Podstawową niedogodnością było to, że przez kilkanaście lat męczyliśmy się bez zaplecza. Nie było tu małej sceny, za to mieliśmy niewygodną salę baletową. W jednym budynku musiał zmieścić się cały zespół aktorski. Nie było wyjścia. Musieliśmy zbudować drugi budynek zaplecza. Wyremontowaliśmy foyer, powstała mała scena, a zespół dostał trzy sale prób, miejsce w garderobach i bufet. Natomiast dwa lata temu udało nam się wyremontować nieruszane od stu lat pomieszczenia strychowe, gdzie znajduje się magazyn kostiumów.

Pomimo tego, że był tu hotel, w budynku od zawsze znajdowała się sala estradowa, gdzie organizowano rozmaite przedsięwzięcia?

Tak, za czasów funkcjonowania hotelu organizowano tu m.in. karczmy piwne, ale i wiece plebiscytowe. Przyjeżdżały też zespoły ze Lwowa z propagandowymi spektaklami krzewiącymi polskość, wystawiano tu „Halkę", ale i spektakle z Niemiec i Austrii, a jednocześnie odbywały się tu...walki bokserskie. W zasadzie scena i widownia zostały od razu budowane w takim kształcie. Nie było oczywiście amfiteatru, bo widownia była płaska. Mieściło się tu wówczas 1000 foteli, a dziś mamy 580 miejsc. Podczas przeróbek zlikwidowano orkiestron. Kiedy się tu pojawiłem, scena była już przebudowana, widownia również, a w miejscu foteli były betonowe schody. W czasie tych 34 lat kilkakrotnie remontowaliśmy budynek, bo remont z 1970 r. przeprowadzony został niestarannie. Podczas jednego z nich znalazłem ostatni ślad po dawnym hotelu. Był to kawałeczek fajansowego talerzyka z napisem hotel Graf Reden. Później wyciągnęliśmy z archiwum miejskiego różne dokumenty, plany budynku i wyeksponowaliśmy z fragmentem talerzyka we foyer, tworząc małą wystawę. Dwukrotnie odwiedziła nas też rodzina Topolskiego, który zbudował wspomniany hotel.

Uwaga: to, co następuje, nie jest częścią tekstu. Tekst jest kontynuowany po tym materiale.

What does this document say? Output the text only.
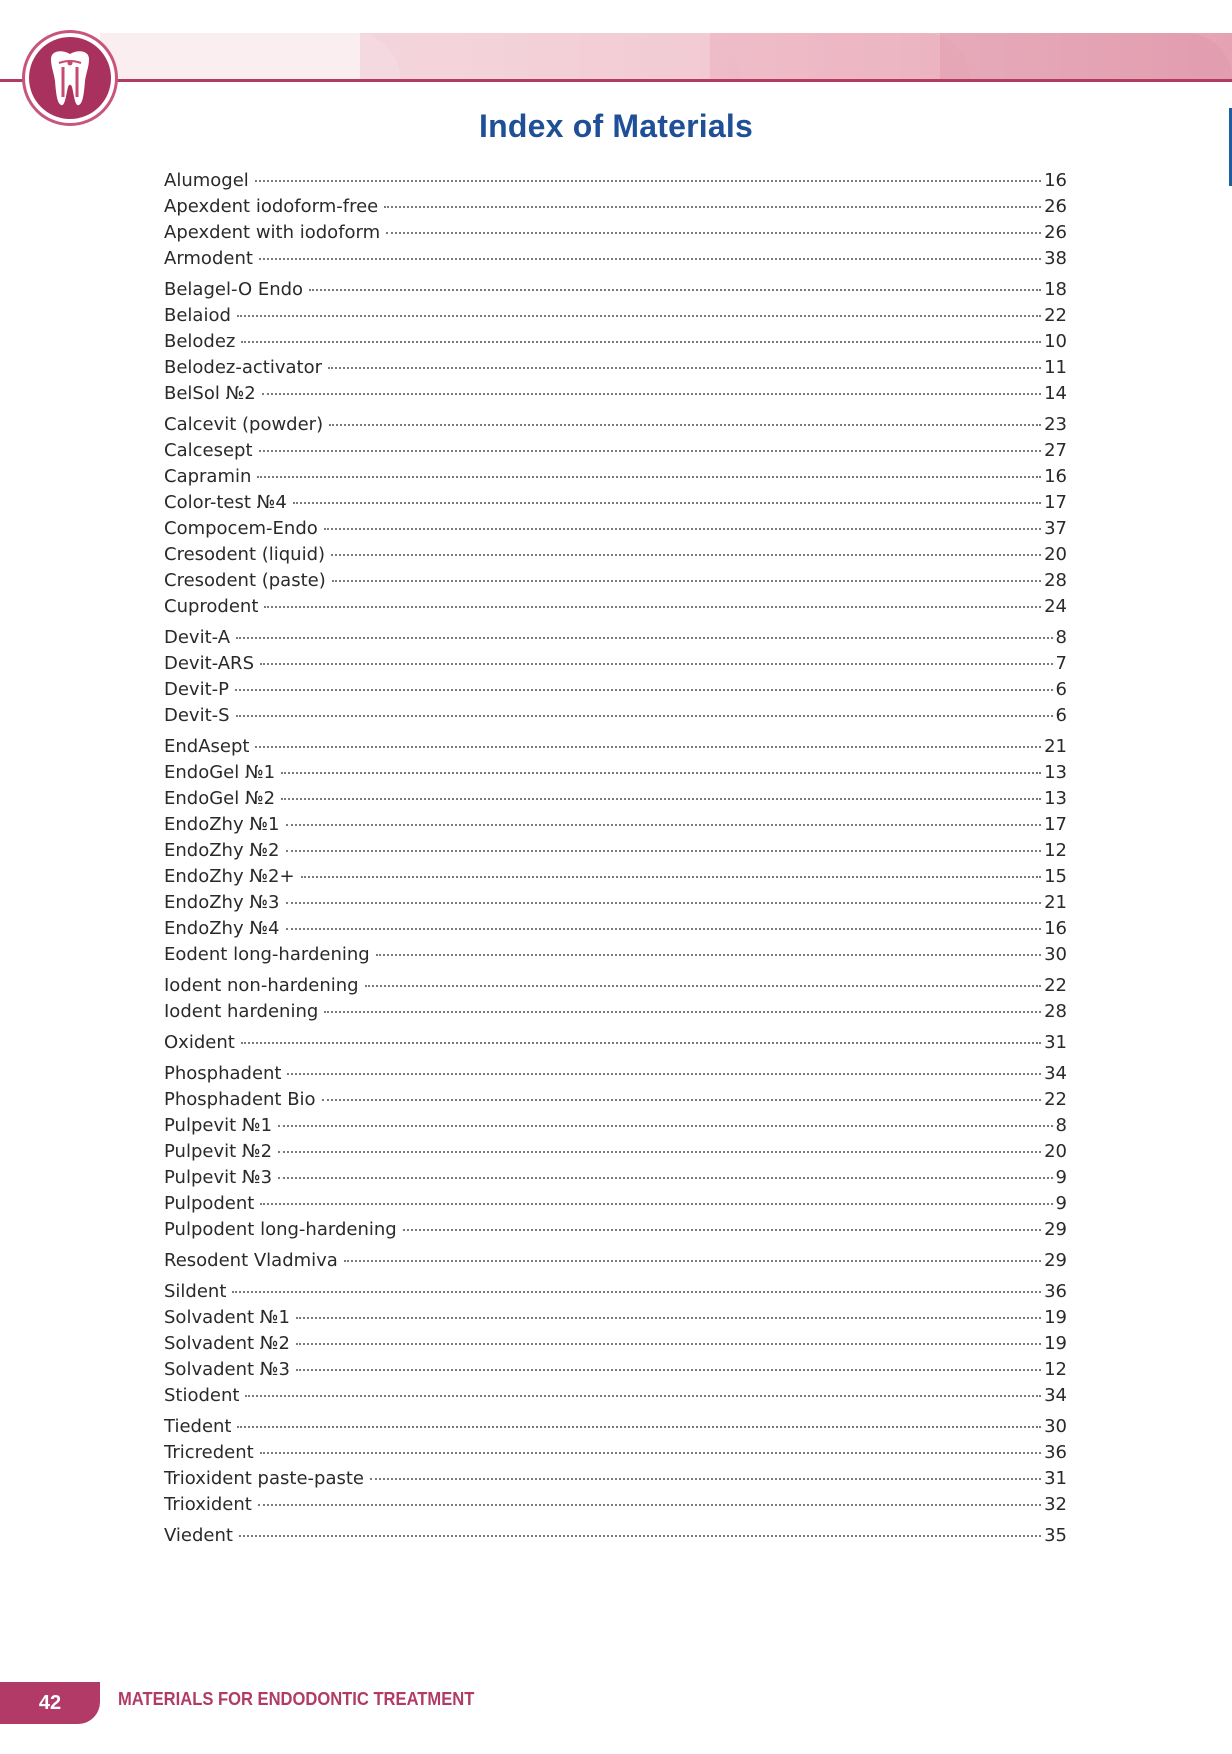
Index of Materials
Alumogel	16
Apexdent iodoform-free	26
Apexdent with iodoform	26
Armodent	38
Belagel-O Endo	18
Belaiod	22
Belodez	10
Belodez-activator	11
BelSol №2	14
Calcevit (powder)	23
Calcesept	27
Capramin	16
Color-test №4	17
Compocem-Endo	37
Cresodent (liquid)	20
Cresodent (paste)	28
Cuprodent	24
Devit-A	8
Devit-ARS	7
Devit-P	6
Devit-S	6
EndAsept	21
EndoGel №1	13
EndoGel №2	13
EndoZhy №1	17
EndoZhy №2	12
EndoZhy №2+	15
EndoZhy №3	21
EndoZhy №4	16
Eodent long-hardening	30
Iodent non-hardening	22
Iodent hardening	28
Oxident	31
Phosphadent	34
Phosphadent Bio	22
Pulpevit №1	8
Pulpevit №2	20
Pulpevit №3	9
Pulpodent	9
Pulpodent long-hardening	29
Resodent Vladmiva	29
Sildent	36
Solvadent №1	19
Solvadent №2	19
Solvadent №3	12
Stiodent	34
Tiedent	30
Tricredent	36
Trioxident paste-paste	31
Trioxident	32
Viedent	35
42	MATERIALS FOR ENDODONTIC TREATMENT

Chorzowska scena miała działać jako telewizyjny music hall przy katowickim ośrodku telewizyjnym. Nie udało się. Jak wyglądały pierwsze lata funkcjonowania teatru?

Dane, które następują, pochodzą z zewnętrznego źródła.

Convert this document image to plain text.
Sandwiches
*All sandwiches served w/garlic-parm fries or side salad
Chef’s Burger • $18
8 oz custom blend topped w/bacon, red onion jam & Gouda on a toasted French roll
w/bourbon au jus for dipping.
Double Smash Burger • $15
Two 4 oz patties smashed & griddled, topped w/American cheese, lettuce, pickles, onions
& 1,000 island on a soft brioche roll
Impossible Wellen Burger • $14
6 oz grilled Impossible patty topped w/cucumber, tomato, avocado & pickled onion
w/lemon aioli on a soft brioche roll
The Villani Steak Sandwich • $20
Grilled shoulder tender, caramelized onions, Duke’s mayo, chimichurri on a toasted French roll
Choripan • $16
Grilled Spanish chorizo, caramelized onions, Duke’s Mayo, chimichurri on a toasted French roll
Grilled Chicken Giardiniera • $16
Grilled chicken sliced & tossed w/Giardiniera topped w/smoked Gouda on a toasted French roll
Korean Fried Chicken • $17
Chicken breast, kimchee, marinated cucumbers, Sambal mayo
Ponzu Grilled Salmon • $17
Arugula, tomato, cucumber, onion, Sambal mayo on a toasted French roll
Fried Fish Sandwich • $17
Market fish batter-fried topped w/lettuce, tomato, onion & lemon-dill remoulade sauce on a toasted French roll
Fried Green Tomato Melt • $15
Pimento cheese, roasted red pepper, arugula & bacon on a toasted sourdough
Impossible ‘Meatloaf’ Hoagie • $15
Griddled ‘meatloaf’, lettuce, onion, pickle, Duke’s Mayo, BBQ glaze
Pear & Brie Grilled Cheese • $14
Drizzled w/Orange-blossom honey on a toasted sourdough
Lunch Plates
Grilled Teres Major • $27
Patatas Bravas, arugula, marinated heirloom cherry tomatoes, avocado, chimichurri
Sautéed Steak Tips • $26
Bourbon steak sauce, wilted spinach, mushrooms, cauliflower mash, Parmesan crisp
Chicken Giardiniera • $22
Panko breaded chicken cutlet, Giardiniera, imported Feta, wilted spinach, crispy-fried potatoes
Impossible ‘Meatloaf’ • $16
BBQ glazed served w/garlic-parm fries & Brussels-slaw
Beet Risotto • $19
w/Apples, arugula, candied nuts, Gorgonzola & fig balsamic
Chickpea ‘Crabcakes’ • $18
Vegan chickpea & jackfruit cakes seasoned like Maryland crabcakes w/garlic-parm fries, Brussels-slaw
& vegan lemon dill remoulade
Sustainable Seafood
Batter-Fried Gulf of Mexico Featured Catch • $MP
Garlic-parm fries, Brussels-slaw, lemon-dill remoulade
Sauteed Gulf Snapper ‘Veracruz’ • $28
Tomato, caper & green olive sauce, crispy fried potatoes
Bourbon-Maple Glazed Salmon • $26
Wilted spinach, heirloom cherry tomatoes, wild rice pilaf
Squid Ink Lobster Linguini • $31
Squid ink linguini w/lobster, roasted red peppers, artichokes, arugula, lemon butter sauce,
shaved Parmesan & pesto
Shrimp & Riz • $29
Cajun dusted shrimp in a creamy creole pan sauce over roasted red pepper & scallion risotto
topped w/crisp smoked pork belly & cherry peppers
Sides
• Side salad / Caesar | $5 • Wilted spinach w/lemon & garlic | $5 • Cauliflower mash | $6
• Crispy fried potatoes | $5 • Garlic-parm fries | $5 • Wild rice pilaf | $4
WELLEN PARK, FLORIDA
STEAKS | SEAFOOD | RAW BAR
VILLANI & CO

Music Hall nie funkcjonował, a zespół nie występował. Pierwsze przedstawienie wystawiliśmy dopiero w grudniu 1984 roku. Reżyserowałem wtedy „Nikiformy". Pamiętam, że widzowie siedzieli na scenie, bo na widowni leżały worki z cementem. Na zewnątrz było minus 30. Staraliśmy się ogrzać wnętrze używając dmuchaw budowlanych. Kiedy przyszli widzowie, w pomieszczeniu było siedemnaście stopni, a kiedy wychodzili, temperatura spadła do czternastu stopni. Gdy graliśmy „Evitę", ludzie siedzieli w płaszczach na widowni. Początki były trudne. Music Hall miał być miejscem, w którym powstawałyby widowiska dla telewizji, ale to nie wyszło. Udało się natomiast wykształcić porządny zespół. Wtedy jego członkiem był jeszcze Janusz Józefowicz. Przygotowywali aktorów do występów musicalowych, ale kiedy wybuchła rewolucja Solidarności, wszystko diabli wzięli. Pozbyto się Macieja Szczepańskiego i wszystko stanęło na trzy lata.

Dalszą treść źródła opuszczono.